Fashion films have spawned their own film festivals in recent years, with A Shaded View On Fashion Film (ASVOFF) – founded by the notable Diane Pernet – being one of the earliest to arrive in the public sphere. Others of note are the La Jolla International Fashion Film Festival (LJFFF), London Fashion Film Festival, and the Berlin Fashion Film Festival. A host of today’s fashion photographers are joining the fashion filmmaking ranks as well, indicating that they see this as a profitable path forward that compliments their photographic efforts – and that fashion films are here to stay for the foreseeable future.

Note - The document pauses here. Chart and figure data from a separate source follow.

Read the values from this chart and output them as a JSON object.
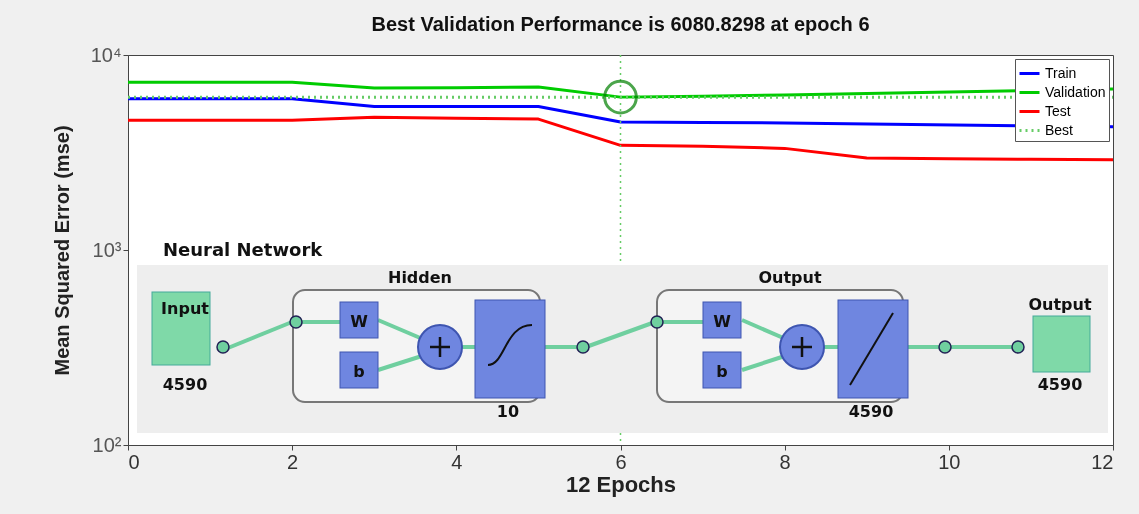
{
  "chart_data": {
    "type": "line",
    "title": "Best Validation Performance is 6080.8298 at epoch 6",
    "xlabel": "12 Epochs",
    "ylabel": "Mean Squared Error  (mse)",
    "x": [
      0,
      1,
      2,
      3,
      4,
      5,
      6,
      7,
      8,
      9,
      10,
      11,
      12
    ],
    "series": [
      {
        "name": "Train",
        "color": "#0000ff",
        "values": [
          5965,
          5965,
          5965,
          5440,
          5440,
          5440,
          4530,
          4510,
          4480,
          null,
          null,
          null,
          4280
        ]
      },
      {
        "name": "Validation",
        "color": "#00cc00",
        "values": [
          7250,
          7250,
          7250,
          6770,
          6800,
          6850,
          6081,
          6150,
          6240,
          null,
          null,
          null,
          6690
        ]
      },
      {
        "name": "Test",
        "color": "#ff0000",
        "values": [
          4630,
          4630,
          4630,
          4790,
          4740,
          4690,
          3440,
          3400,
          3320,
          2960,
          2940,
          2920,
          2900
        ]
      },
      {
        "name": "Best",
        "color": "#66cc66",
        "line_style": "dotted",
        "x": [
          0,
          12
        ],
        "values": [
          6080.8298,
          6080.8298
        ]
      },
      {
        "type": "scatter",
        "color": "#007f00",
        "marker": "circle",
        "x": [
          6
        ],
        "values": [
          6080.8298
        ]
      }
    ],
    "ref_lines": [
      {
        "axis": "x",
        "value": 6,
        "color": "#66cc66",
        "line_style": "dotted"
      }
    ],
    "log": "y",
    "xlim": [
      0,
      12
    ],
    "xticks": [
      0,
      2,
      4,
      6,
      8,
      10,
      12
    ],
    "ylim": [
      100,
      10000
    ],
    "yticks": [
      {
        "value": 100,
        "label": "10²"
      },
      {
        "value": 1000,
        "label": "10³"
      },
      {
        "value": 10000,
        "label": "10⁴"
      }
    ],
    "grid": false,
    "legend": "top right",
    "marker": "none",
    "line_style": "solid",
    "annotations": [
      "Neural Network",
      "Hidden",
      "Output",
      "Input",
      "4590",
      "10",
      "4590",
      "Output",
      "4590",
      "W",
      "b",
      "W",
      "b"
    ]
  }
}
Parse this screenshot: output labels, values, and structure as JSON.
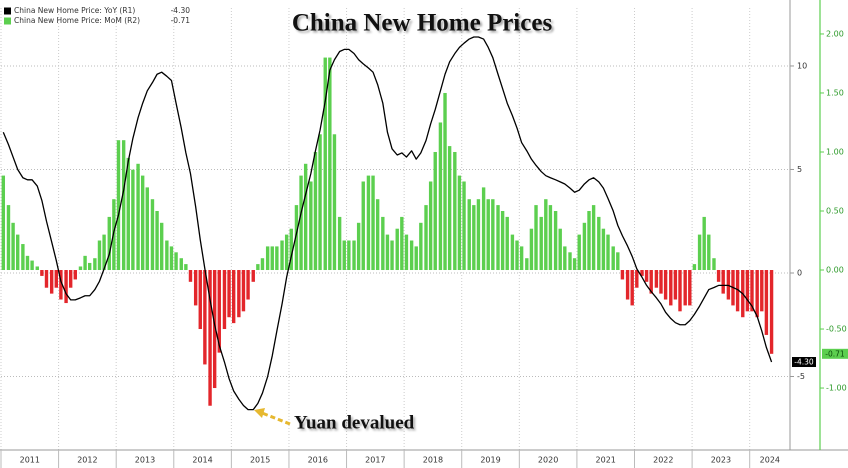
{
  "chart_data": {
    "type": "bar",
    "title": "China New Home Prices",
    "annotation": "Yuan devalued",
    "x": [
      2011.04,
      2011.13,
      2011.21,
      2011.29,
      2011.38,
      2011.46,
      2011.54,
      2011.63,
      2011.71,
      2011.79,
      2011.88,
      2011.96,
      2012.04,
      2012.13,
      2012.21,
      2012.29,
      2012.38,
      2012.46,
      2012.54,
      2012.63,
      2012.71,
      2012.79,
      2012.88,
      2012.96,
      2013.04,
      2013.13,
      2013.21,
      2013.29,
      2013.38,
      2013.46,
      2013.54,
      2013.63,
      2013.71,
      2013.79,
      2013.88,
      2013.96,
      2014.04,
      2014.13,
      2014.21,
      2014.29,
      2014.38,
      2014.46,
      2014.54,
      2014.63,
      2014.71,
      2014.79,
      2014.88,
      2014.96,
      2015.04,
      2015.13,
      2015.21,
      2015.29,
      2015.38,
      2015.46,
      2015.54,
      2015.63,
      2015.71,
      2015.79,
      2015.88,
      2015.96,
      2016.04,
      2016.13,
      2016.21,
      2016.29,
      2016.38,
      2016.46,
      2016.54,
      2016.63,
      2016.71,
      2016.79,
      2016.88,
      2016.96,
      2017.04,
      2017.13,
      2017.21,
      2017.29,
      2017.38,
      2017.46,
      2017.54,
      2017.63,
      2017.71,
      2017.79,
      2017.88,
      2017.96,
      2018.04,
      2018.13,
      2018.21,
      2018.29,
      2018.38,
      2018.46,
      2018.54,
      2018.63,
      2018.71,
      2018.79,
      2018.88,
      2018.96,
      2019.04,
      2019.13,
      2019.21,
      2019.29,
      2019.38,
      2019.46,
      2019.54,
      2019.63,
      2019.71,
      2019.79,
      2019.88,
      2019.96,
      2020.04,
      2020.13,
      2020.21,
      2020.29,
      2020.38,
      2020.46,
      2020.54,
      2020.63,
      2020.71,
      2020.79,
      2020.88,
      2020.96,
      2021.04,
      2021.13,
      2021.21,
      2021.29,
      2021.38,
      2021.46,
      2021.54,
      2021.63,
      2021.71,
      2021.79,
      2021.88,
      2021.96,
      2022.04,
      2022.13,
      2022.21,
      2022.29,
      2022.38,
      2022.46,
      2022.54,
      2022.63,
      2022.71,
      2022.79,
      2022.88,
      2022.96,
      2023.04,
      2023.13,
      2023.21,
      2023.29,
      2023.38,
      2023.46,
      2023.54,
      2023.63,
      2023.71,
      2023.79,
      2023.88,
      2023.96,
      2024.04,
      2024.13,
      2024.21,
      2024.29,
      2024.38
    ],
    "series": [
      {
        "name": "China New Home Price: YoY (R1)",
        "type": "line",
        "axis": "y",
        "color": "#000000",
        "last_value_label": "-4.30",
        "values": [
          6.8,
          6.2,
          5.6,
          5.0,
          4.6,
          4.5,
          4.5,
          4.2,
          3.5,
          2.5,
          1.5,
          0.6,
          -0.4,
          -1.0,
          -1.3,
          -1.3,
          -1.2,
          -1.1,
          -1.1,
          -0.8,
          -0.4,
          0.2,
          0.9,
          2.0,
          2.8,
          4.0,
          5.4,
          6.5,
          7.5,
          8.2,
          8.8,
          9.2,
          9.6,
          9.7,
          9.5,
          9.3,
          8.2,
          7.0,
          5.8,
          4.8,
          3.2,
          1.6,
          0.2,
          -1.3,
          -2.5,
          -3.5,
          -4.3,
          -5.1,
          -5.7,
          -6.1,
          -6.4,
          -6.6,
          -6.6,
          -6.3,
          -5.8,
          -5.0,
          -4.0,
          -2.8,
          -1.5,
          -0.2,
          0.8,
          1.9,
          2.9,
          3.8,
          4.8,
          5.9,
          6.9,
          8.3,
          9.8,
          10.3,
          10.7,
          10.8,
          10.8,
          10.6,
          10.3,
          10.1,
          9.9,
          9.7,
          9.1,
          8.2,
          6.8,
          6.0,
          5.7,
          5.8,
          5.6,
          5.9,
          5.5,
          5.8,
          6.4,
          7.2,
          7.9,
          8.8,
          9.6,
          10.2,
          10.6,
          10.9,
          11.1,
          11.3,
          11.4,
          11.4,
          11.3,
          10.9,
          10.4,
          9.6,
          8.9,
          8.2,
          7.6,
          7.0,
          6.3,
          5.9,
          5.5,
          5.2,
          4.9,
          4.7,
          4.6,
          4.5,
          4.4,
          4.3,
          4.1,
          3.9,
          4.0,
          4.3,
          4.5,
          4.6,
          4.4,
          4.1,
          3.6,
          3.0,
          2.3,
          1.8,
          1.3,
          0.8,
          0.2,
          -0.2,
          -0.6,
          -0.9,
          -1.2,
          -1.5,
          -1.9,
          -2.2,
          -2.4,
          -2.5,
          -2.5,
          -2.3,
          -2.0,
          -1.6,
          -1.2,
          -0.8,
          -0.7,
          -0.6,
          -0.6,
          -0.6,
          -0.7,
          -0.8,
          -1.0,
          -1.3,
          -1.6,
          -2.1,
          -2.8,
          -3.6,
          -4.3
        ]
      },
      {
        "name": "China New Home Price: MoM (R2)",
        "type": "bar",
        "axis": "y2",
        "color": "#5ccf4f",
        "negative_color": "#e3262b",
        "last_value_label": "-0.71",
        "values": [
          0.8,
          0.55,
          0.4,
          0.3,
          0.22,
          0.12,
          0.08,
          0.03,
          -0.05,
          -0.15,
          -0.2,
          -0.15,
          -0.25,
          -0.28,
          -0.15,
          -0.08,
          0.03,
          0.12,
          0.06,
          0.1,
          0.25,
          0.3,
          0.45,
          0.6,
          1.1,
          1.1,
          0.95,
          0.85,
          0.9,
          0.8,
          0.7,
          0.6,
          0.5,
          0.4,
          0.25,
          0.2,
          0.15,
          0.1,
          0.05,
          -0.1,
          -0.3,
          -0.5,
          -0.8,
          -1.15,
          -1.0,
          -0.7,
          -0.5,
          -0.4,
          -0.45,
          -0.4,
          -0.35,
          -0.25,
          -0.1,
          0.05,
          0.1,
          0.2,
          0.2,
          0.2,
          0.25,
          0.3,
          0.35,
          0.55,
          0.8,
          0.9,
          0.75,
          1.0,
          1.15,
          1.8,
          1.8,
          1.15,
          0.45,
          0.25,
          0.25,
          0.25,
          0.4,
          0.75,
          0.8,
          0.8,
          0.6,
          0.45,
          0.3,
          0.25,
          0.35,
          0.45,
          0.3,
          0.25,
          0.2,
          0.4,
          0.55,
          0.75,
          1.0,
          1.25,
          1.5,
          1.05,
          1.0,
          0.8,
          0.75,
          0.6,
          0.55,
          0.6,
          0.7,
          0.6,
          0.6,
          0.55,
          0.5,
          0.45,
          0.3,
          0.25,
          0.2,
          0.1,
          0.35,
          0.55,
          0.45,
          0.6,
          0.55,
          0.5,
          0.35,
          0.2,
          0.15,
          0.1,
          0.3,
          0.4,
          0.5,
          0.55,
          0.45,
          0.35,
          0.3,
          0.2,
          0.15,
          -0.08,
          -0.25,
          -0.3,
          -0.15,
          -0.05,
          -0.1,
          -0.2,
          -0.15,
          -0.2,
          -0.25,
          -0.3,
          -0.25,
          -0.35,
          -0.3,
          -0.3,
          0.05,
          0.3,
          0.45,
          0.3,
          0.1,
          -0.1,
          -0.2,
          -0.25,
          -0.3,
          -0.35,
          -0.4,
          -0.35,
          -0.35,
          -0.4,
          -0.35,
          -0.55,
          -0.71
        ]
      }
    ],
    "xlim": [
      2011,
      2024.7
    ],
    "xticks": [
      2011,
      2012,
      2013,
      2014,
      2015,
      2016,
      2017,
      2018,
      2019,
      2020,
      2021,
      2022,
      2023,
      2024
    ],
    "ylim": [
      -8.55,
      12.8
    ],
    "yticks": [
      -5,
      0,
      5,
      10
    ],
    "y2lim": [
      -1.525,
      2.22
    ],
    "y2ticks": [
      {
        "value": -1,
        "label": "-1.00"
      },
      {
        "value": -0.5,
        "label": "-0.50"
      },
      {
        "value": 0,
        "label": "0.00"
      },
      {
        "value": 0.5,
        "label": "0.50"
      },
      {
        "value": 1,
        "label": "1.00"
      },
      {
        "value": 1.5,
        "label": "1.50"
      },
      {
        "value": 2,
        "label": "2.00"
      }
    ],
    "grid": true,
    "legend": "top-left"
  }
}
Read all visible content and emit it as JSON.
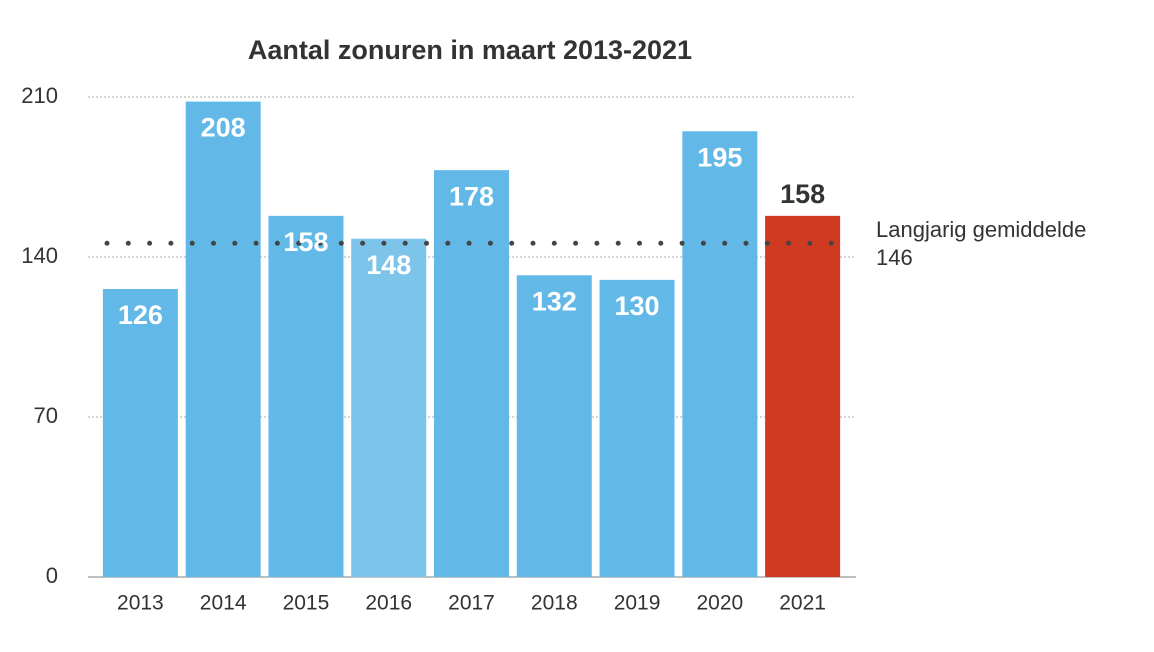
{
  "chart_data": {
    "type": "bar",
    "title": "Aantal zonuren in maart 2013-2021",
    "categories": [
      "2013",
      "2014",
      "2015",
      "2016",
      "2017",
      "2018",
      "2019",
      "2020",
      "2021"
    ],
    "values": [
      126,
      208,
      158,
      148,
      178,
      132,
      130,
      195,
      158
    ],
    "colors": [
      "#62b8e6",
      "#62b8e6",
      "#62b8e6",
      "#7cc4ea",
      "#62b8e6",
      "#62b8e6",
      "#62b8e6",
      "#62b8e6",
      "#d03a21"
    ],
    "ylim": [
      0,
      210
    ],
    "yticks": [
      0,
      70,
      140,
      210
    ],
    "grid": true,
    "reference_line": {
      "label": "Langjarig gemiddelde",
      "value": 146
    }
  }
}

But, why now? Why have these films only now begun to maintain an upward trajectory in the fashion industry? Why did it take until now for them to truly come to power?
At first glance, one could say that the global pandemic that has seen the world enter and exit lockdowns with regularity for the past year has forced their usage onto fashion professionals that would otherwise prefer to hold traditional runway shows. And this answer would actually be fairly correct – but it is incomplete.
While fashion films have become the primary means of exhibiting fashion collections during the Covid pandemic, their prominence has been rising for more than a decade at this point. The popularity of fashion films has coincided with the general rise in the popularity of video as online content. We can look at none other than social media for an excellent demonstration of this fact. From Myspace’s emergence in 2003 to that of surprise sensation TikTok in 2016, popular content has steadily transitioned from words and static photos to both short video clips and longer-form video content. Whether designers and brands are ready or not, video marketing is the future of brand awareness. Luckily, many fashion companies began getting on board long ago.
Another fair point to make is that the fashion and film industries have always had a close relationship with each other. Film has employed costume designers for decades to create wardrobes for movie characters. Similarly, fashion designers and brands make fashion films to promote their collections.
It would seemingly follow, then, that if the film industry can relay an implied statement of “let’s make our own fashion” (via costume designers), then why shouldn’t the fashion industry now respond with “let’s make our own films” (via photographers & videographers)? Indeed, we put forth that the rise of fashion films is the natural progression of the fashion industry’s obsession with cinema.